The museum has hired college students who will be available for a few hours a day to talk about the history with anyone who wants to add art to the walls, and there will be art supplies available inside the museum.
“This project was all about accessibility. It’s a completely free experience,” Henderson said. “Anyone driving by can come in and spend time with a staff person, making art and learning about the Berlin Wall.”
Street artists Ganzeer from Egypt and Jan Kalab from the Czech Republic, as well as Rose Couch from Los Angeles and Thomas Agran from Iowa City will visit the museum this summer and lead public art workshops.
“Walls carry so much symbolism and always will. I think it’s important to take that symbolism, that’s often used in a negative way, and use it in a positive way,” Henderson said. “This is a space where we want to bring people together. It’s a very unique physical representation of bringing people together.”
Art was integral to protest around the Berlin Wall itself after it was built.
“People risked their lives to paint on the Berlin Wall,” Henderson said. “It may have seemed like a small act at the time, but it was a way of exercising their voice.”
That’s what she hopes students take away from the exhibit — that finding a way to express their opinions and perspective is important and powerful.
“You guys have the same voice, the same autonomy those people did. Young people, especially, are the people who lead revolutions and effect change,” she said.
That can look like anything from voting to writing a poem or leading a protest to making a mural like the ones going up on the exhibit, she said.
Metro sophomore Habib Saba and senior Jack Garland were part of a team of students who worked with local contractor union members to design and construct the wall. They said it is gratifying to know their work will be seen by the community throughout the summer.
“I come down here a lot, and it will be nice to say, ‘Oh, I did that,’” Saba said.
Garland added that he’d enjoyed learning the history of the original Berlin Wall. This feels like a connection with that story.
“It’s a part of history,” he said.
In addition to participating in the wall’s construction and decoration, students will meet with Slovak Ambassador Ivan Korcok before he delivers the keynote address at the opening ceremony. The ambassador and a group of 11 Slovak diplomats from around the United States will join Cedar Rapids Mayor Hart on Friday for a luncheon and a “keys to the city” presentation, followed by an economic forum and bus tour of Cedar Rapids with the Cedar Rapids Metro Economic Alliance.

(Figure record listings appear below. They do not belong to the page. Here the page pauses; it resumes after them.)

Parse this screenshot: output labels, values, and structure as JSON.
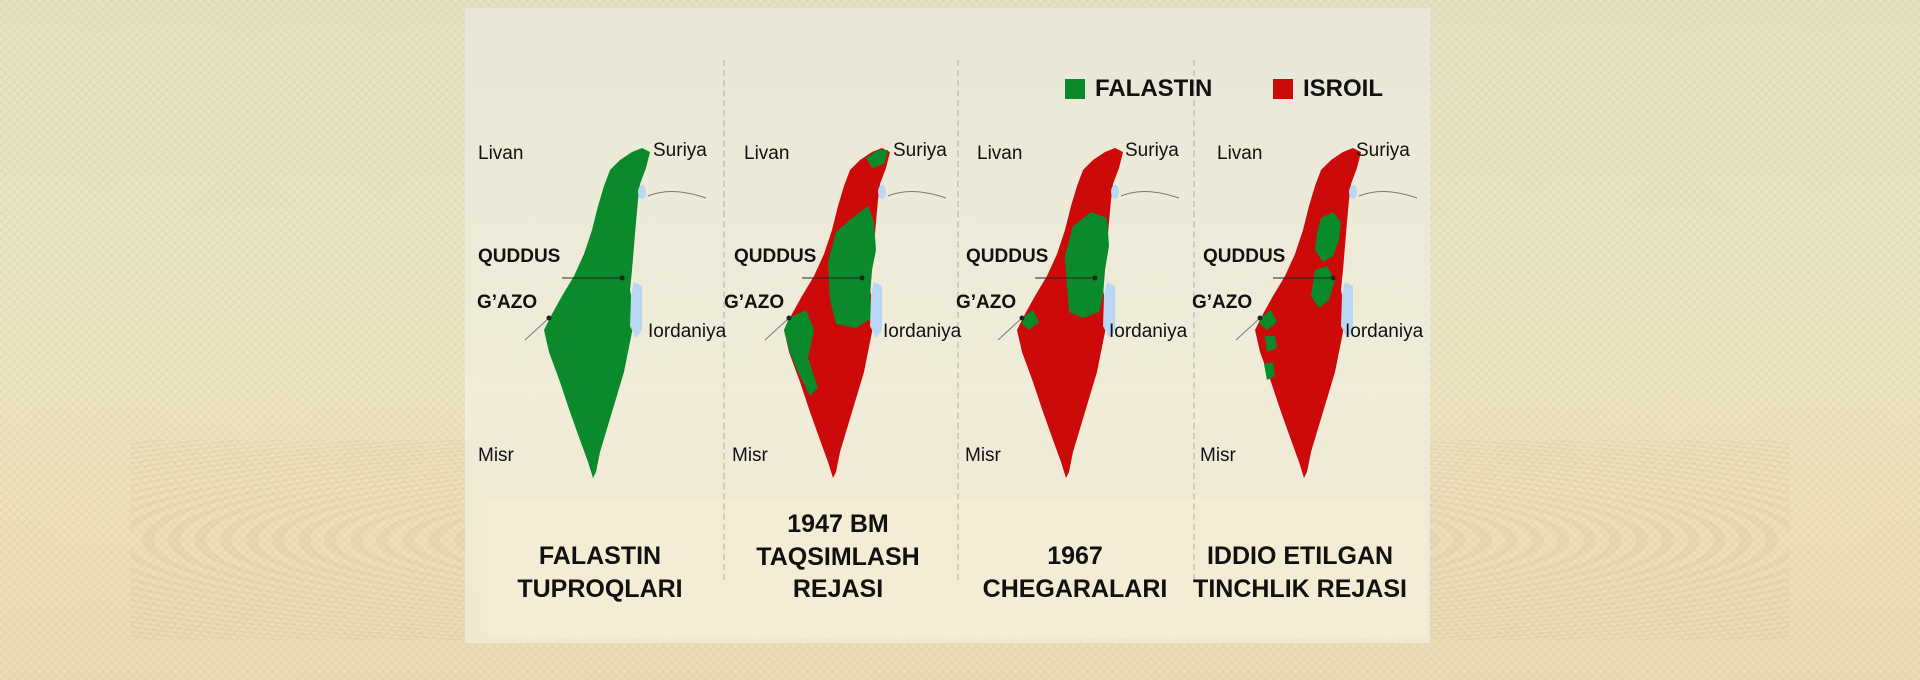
{
  "colors": {
    "palestine": "#0a8a2a",
    "israel": "#cc0a0a",
    "water": "#b9d6f3"
  },
  "legend": {
    "palestine_label": "FALASTIN",
    "israel_label": "ISROIL"
  },
  "maps": [
    {
      "labels": {
        "lebanon": "Livan",
        "syria": "Suriya",
        "jerusalem": "QUDDUS",
        "gaza": "G’AZO",
        "jordan": "Iordaniya",
        "egypt": "Misr"
      },
      "caption": [
        "FALASTIN",
        "TUPROQLARI"
      ]
    },
    {
      "labels": {
        "lebanon": "Livan",
        "syria": "Suriya",
        "jerusalem": "QUDDUS",
        "gaza": "G’AZO",
        "jordan": "Iordaniya",
        "egypt": "Misr"
      },
      "caption": [
        "1947 BM",
        "TAQSIMLASH",
        "REJASI"
      ]
    },
    {
      "labels": {
        "lebanon": "Livan",
        "syria": "Suriya",
        "jerusalem": "QUDDUS",
        "gaza": "G’AZO",
        "jordan": "Iordaniya",
        "egypt": "Misr"
      },
      "caption": [
        "1967",
        "CHEGARALARI"
      ]
    },
    {
      "labels": {
        "lebanon": "Livan",
        "syria": "Suriya",
        "jerusalem": "QUDDUS",
        "gaza": "G’AZO",
        "jordan": "Iordaniya",
        "egypt": "Misr"
      },
      "caption": [
        "IDDIO ETILGAN",
        "TINCHLIK REJASI"
      ]
    }
  ]
}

On Saturday, the diplomats will hold their annual meeting at the museum.
If You Go
• What: Exhibit opening: Revolution Starts in the Streets
• When: 1:30 to 2:30 p.m. today. Exhibit open through Nov. 9.

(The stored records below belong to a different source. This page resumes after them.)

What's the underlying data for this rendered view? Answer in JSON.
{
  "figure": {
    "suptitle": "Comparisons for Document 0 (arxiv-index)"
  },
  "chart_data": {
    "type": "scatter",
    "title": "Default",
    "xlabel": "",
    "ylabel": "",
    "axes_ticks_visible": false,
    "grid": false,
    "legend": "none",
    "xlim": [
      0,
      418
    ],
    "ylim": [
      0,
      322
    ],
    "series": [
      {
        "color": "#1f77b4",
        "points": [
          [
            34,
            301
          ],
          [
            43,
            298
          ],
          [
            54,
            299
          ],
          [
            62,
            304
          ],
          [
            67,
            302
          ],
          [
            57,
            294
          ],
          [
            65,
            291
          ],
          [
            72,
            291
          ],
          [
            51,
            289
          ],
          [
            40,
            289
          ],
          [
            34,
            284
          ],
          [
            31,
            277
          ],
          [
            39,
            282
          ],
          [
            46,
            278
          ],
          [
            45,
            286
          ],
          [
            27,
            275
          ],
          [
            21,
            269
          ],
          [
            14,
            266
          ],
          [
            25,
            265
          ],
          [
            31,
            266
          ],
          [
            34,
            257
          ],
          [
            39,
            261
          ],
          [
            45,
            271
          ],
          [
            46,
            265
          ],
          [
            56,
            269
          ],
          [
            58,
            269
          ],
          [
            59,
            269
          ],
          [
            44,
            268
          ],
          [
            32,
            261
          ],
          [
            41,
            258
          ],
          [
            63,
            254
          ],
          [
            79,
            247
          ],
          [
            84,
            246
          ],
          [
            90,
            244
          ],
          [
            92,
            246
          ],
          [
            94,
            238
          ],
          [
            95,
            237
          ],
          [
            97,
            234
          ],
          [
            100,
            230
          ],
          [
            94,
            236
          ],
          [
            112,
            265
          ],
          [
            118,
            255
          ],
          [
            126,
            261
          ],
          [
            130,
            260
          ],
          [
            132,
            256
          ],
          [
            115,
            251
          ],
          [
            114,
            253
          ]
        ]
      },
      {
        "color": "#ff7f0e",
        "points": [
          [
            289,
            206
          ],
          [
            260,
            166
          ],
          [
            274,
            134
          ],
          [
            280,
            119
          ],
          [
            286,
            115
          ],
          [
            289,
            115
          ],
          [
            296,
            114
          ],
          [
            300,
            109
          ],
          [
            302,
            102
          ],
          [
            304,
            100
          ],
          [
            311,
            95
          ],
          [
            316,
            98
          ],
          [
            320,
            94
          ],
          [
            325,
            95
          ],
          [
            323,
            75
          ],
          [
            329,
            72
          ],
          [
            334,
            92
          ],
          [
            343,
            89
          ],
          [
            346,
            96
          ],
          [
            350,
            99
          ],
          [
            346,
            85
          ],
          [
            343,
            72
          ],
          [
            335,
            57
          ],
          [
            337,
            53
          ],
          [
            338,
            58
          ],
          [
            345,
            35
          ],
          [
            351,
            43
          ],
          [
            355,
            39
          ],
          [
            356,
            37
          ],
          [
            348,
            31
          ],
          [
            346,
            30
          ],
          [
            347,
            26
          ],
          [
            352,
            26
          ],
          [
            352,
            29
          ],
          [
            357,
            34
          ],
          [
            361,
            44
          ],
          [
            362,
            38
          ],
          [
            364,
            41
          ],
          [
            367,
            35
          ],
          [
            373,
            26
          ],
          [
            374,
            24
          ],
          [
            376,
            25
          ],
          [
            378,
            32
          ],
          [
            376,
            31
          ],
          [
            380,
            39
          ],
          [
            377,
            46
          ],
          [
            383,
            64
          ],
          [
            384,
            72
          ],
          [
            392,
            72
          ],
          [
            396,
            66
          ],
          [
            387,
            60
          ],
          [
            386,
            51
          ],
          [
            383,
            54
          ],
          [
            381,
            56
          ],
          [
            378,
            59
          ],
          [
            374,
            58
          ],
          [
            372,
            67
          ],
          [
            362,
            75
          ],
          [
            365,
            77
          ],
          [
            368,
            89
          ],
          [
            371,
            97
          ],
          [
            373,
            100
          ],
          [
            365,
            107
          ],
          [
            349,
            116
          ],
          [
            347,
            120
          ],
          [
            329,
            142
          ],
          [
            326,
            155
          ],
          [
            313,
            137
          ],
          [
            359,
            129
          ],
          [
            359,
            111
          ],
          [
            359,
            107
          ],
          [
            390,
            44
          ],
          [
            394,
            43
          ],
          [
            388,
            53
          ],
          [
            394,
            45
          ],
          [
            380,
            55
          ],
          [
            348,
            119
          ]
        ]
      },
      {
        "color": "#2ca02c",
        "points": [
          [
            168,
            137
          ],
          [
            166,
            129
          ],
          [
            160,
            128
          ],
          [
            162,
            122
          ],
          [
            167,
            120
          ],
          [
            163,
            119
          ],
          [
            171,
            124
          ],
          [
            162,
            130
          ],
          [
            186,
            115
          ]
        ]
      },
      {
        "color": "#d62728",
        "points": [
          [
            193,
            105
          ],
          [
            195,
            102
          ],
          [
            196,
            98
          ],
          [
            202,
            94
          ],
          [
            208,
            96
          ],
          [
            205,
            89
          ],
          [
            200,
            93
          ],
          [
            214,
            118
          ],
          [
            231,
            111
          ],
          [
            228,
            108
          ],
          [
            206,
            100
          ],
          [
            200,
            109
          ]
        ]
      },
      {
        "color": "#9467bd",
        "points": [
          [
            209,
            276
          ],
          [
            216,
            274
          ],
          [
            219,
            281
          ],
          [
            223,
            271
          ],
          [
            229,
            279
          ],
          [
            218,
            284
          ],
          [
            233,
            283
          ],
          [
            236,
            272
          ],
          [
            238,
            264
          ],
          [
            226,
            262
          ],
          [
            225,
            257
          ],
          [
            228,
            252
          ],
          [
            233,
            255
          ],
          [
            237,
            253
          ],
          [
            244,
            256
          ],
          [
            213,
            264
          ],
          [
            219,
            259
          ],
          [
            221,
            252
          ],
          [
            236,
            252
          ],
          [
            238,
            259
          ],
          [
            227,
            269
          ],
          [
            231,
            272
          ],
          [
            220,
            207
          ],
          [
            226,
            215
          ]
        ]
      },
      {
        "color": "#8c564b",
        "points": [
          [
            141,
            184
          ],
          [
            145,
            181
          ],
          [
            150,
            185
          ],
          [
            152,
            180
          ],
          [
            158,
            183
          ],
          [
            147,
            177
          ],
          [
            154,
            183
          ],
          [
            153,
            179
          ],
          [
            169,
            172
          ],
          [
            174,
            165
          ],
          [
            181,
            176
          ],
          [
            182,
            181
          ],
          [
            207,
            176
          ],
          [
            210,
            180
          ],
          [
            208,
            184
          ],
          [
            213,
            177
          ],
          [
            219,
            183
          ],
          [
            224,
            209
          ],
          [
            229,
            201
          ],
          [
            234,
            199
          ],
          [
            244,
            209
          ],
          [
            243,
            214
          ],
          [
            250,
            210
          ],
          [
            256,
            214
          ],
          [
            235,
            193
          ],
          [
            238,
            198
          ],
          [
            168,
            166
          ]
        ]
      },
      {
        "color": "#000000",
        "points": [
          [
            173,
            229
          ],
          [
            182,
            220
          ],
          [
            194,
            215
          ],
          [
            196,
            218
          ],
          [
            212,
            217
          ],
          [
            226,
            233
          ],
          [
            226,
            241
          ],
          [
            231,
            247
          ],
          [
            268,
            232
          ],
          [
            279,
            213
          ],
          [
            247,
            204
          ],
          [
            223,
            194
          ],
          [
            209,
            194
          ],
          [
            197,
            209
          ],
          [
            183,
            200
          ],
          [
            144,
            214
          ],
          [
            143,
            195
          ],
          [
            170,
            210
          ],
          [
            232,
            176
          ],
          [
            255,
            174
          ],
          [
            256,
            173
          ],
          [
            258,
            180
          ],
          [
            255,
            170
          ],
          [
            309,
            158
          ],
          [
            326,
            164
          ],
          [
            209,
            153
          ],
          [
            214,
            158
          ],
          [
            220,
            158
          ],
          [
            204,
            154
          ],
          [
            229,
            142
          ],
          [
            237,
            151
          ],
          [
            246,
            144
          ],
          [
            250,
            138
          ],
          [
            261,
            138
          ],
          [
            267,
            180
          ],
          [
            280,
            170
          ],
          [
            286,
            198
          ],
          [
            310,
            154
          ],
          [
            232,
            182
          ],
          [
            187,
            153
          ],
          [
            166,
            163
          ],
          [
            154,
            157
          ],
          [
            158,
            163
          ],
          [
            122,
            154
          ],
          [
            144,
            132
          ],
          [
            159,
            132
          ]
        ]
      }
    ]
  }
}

• Where: National Czech & Slovak Museum & Library, 1400 Inspiration Place SW, Cedar Rapids
• Details: Slovak Ambassador Extraordinary and Plenipotentiary Ivan Korcok will speak about his personal experience under communism and the Berlin Wall and representatives from the Smithsonian will be in attendance in celebration of the museum’s Smithsonian Affiliation. A reception in the Rozek Grand Hall will follow the art unveiling on the south lawn.

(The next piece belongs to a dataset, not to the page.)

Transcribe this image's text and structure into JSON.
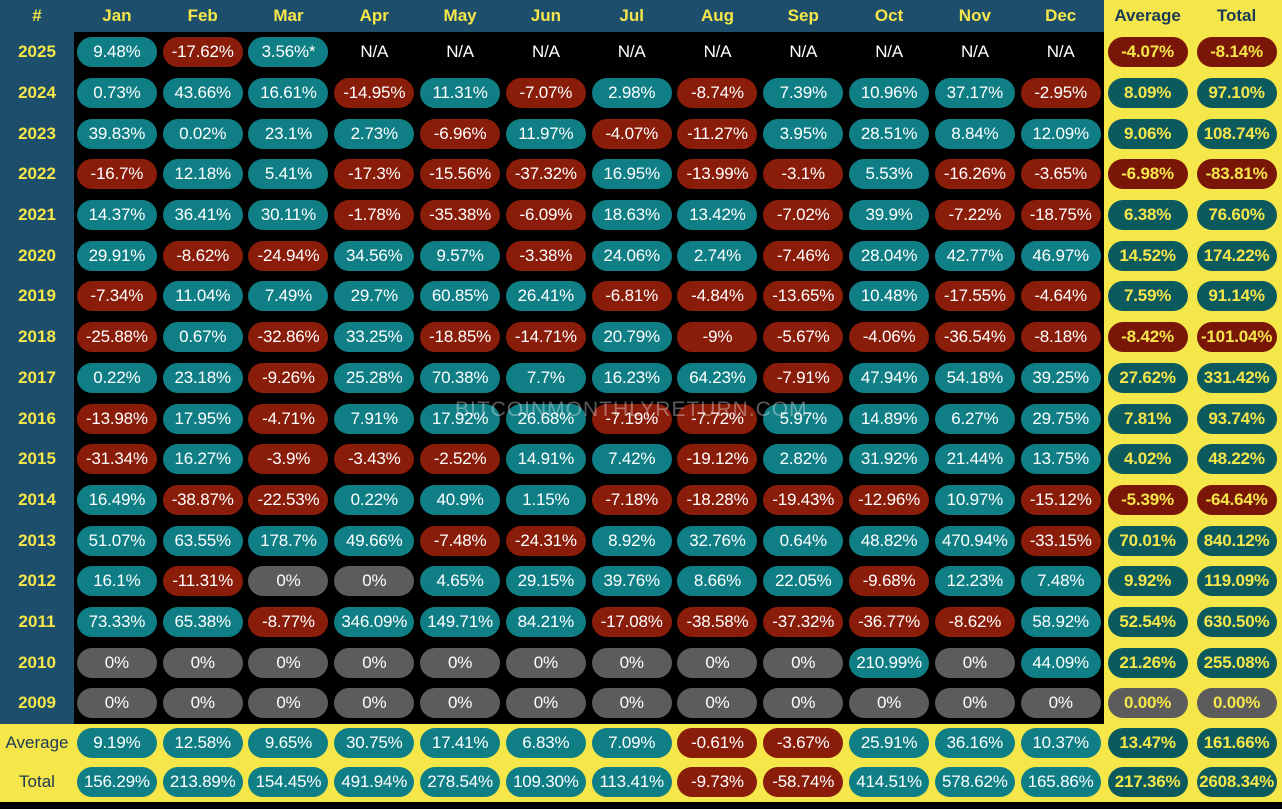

• What: Visit from Egyptian street artist Ganzeer: free lecture 7 p.m. June 6; street art workshop 5 to 8 p.m. June 7 and 10 a.m. to 1 p.m. June 8. Registration required for workshop; cost is $50 or $20 for students.
• What: Artist Thomas Agran will facilitate a community “paint-by-number” art project on the wall, during the museum’s Summer Family Free Day, July 27
• What: Visit from Iowa-born, Los Angeles-based artist Rose Couch, August 19 to 23
• What: Visit from Czech street artist Jan Kalab: lecture and book signing Sept. 10; art workshop Sept. 12
• Additional details of all events will be announced at ncsml.org.